Mavi gömlekli işleri hor gören ve hamallık sanan bir zihniyete sahibiz. Bu yüzden de önümüzde üniversite diplomalı milyonlarca işsiz var.
Evimizde kombimiz bozulduğunda kombicinin hiçbir iş yapmadan sadece gelmek için 500-1000 Tl servis ücreti, arabamızdaki 2-3 santimlik sürtünme için kaportacının 3-5 bin TL, bozuk sigortayı değiştirmek için elektrikçinin 1-2 bin TL istemesine fena halde bozuluyoruz.
Neden bozuluyoruz ki? Bu işler dün para etmiyordu bugün para ediyor.
Değişen dünyayı da gidişatı da doğru okumak gerekiyor.
Kızıma söylediğim cümle ile bitireyim: “Kızım önünde bir sınav var, sınavdaki başarına göre kaderini sen belirleyeceksin. Belli bir seviyeyi tutturamazsan yapılacak şey belli; kuaför olmak istiyorsan Muhammed abinin yanında, moda tasarımcısı olmak istiyorsan Ayşe teyzenin yanında çırak olarak başlar işi öğrenirsin.”

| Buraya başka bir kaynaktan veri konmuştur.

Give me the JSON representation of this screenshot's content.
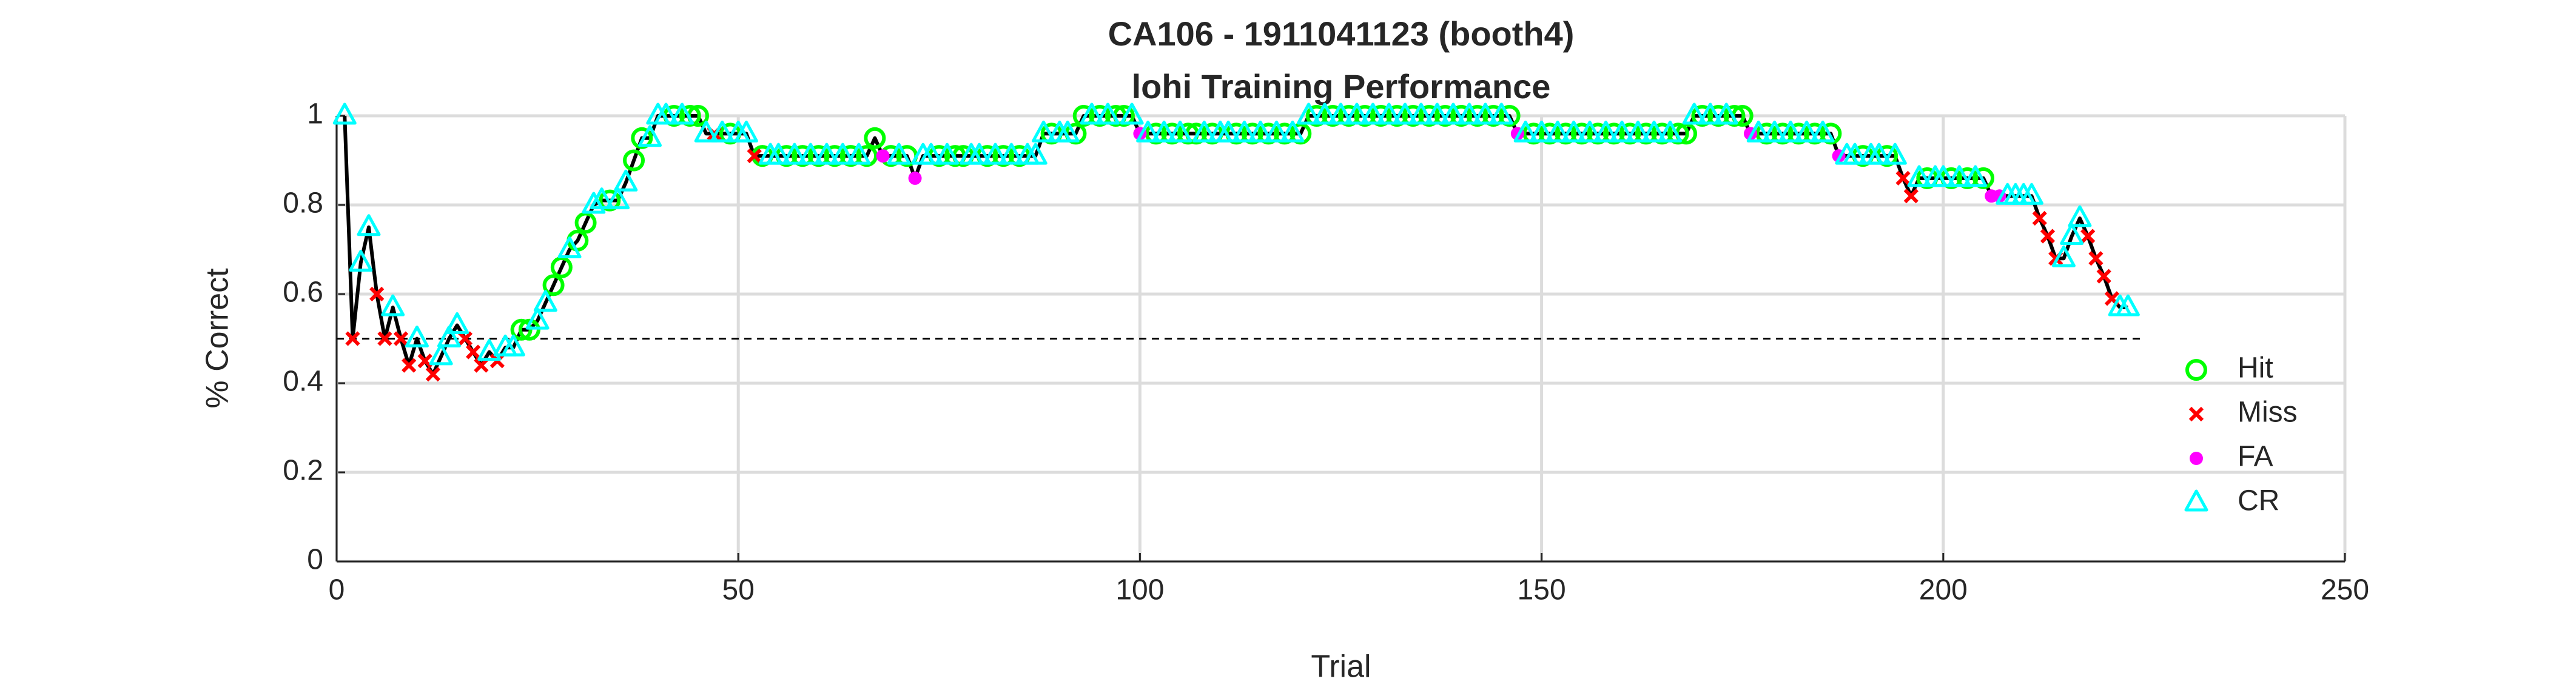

Israrla akademik eğitime zorlarsak ne olacak? Açık konuşalım dayınız yoksa bugün nasıl yüzbinlerce genç ailelerine dayanarak yaşamaya çalışıyorsa o da öyle yaşayacak.
Çocuklarımıza ayakları üstünde durmalarını sağlayacak becerileri hor görürken farkında olmadan onların geleceğine de zarar verdiğimizi maalesef göremiyoruz.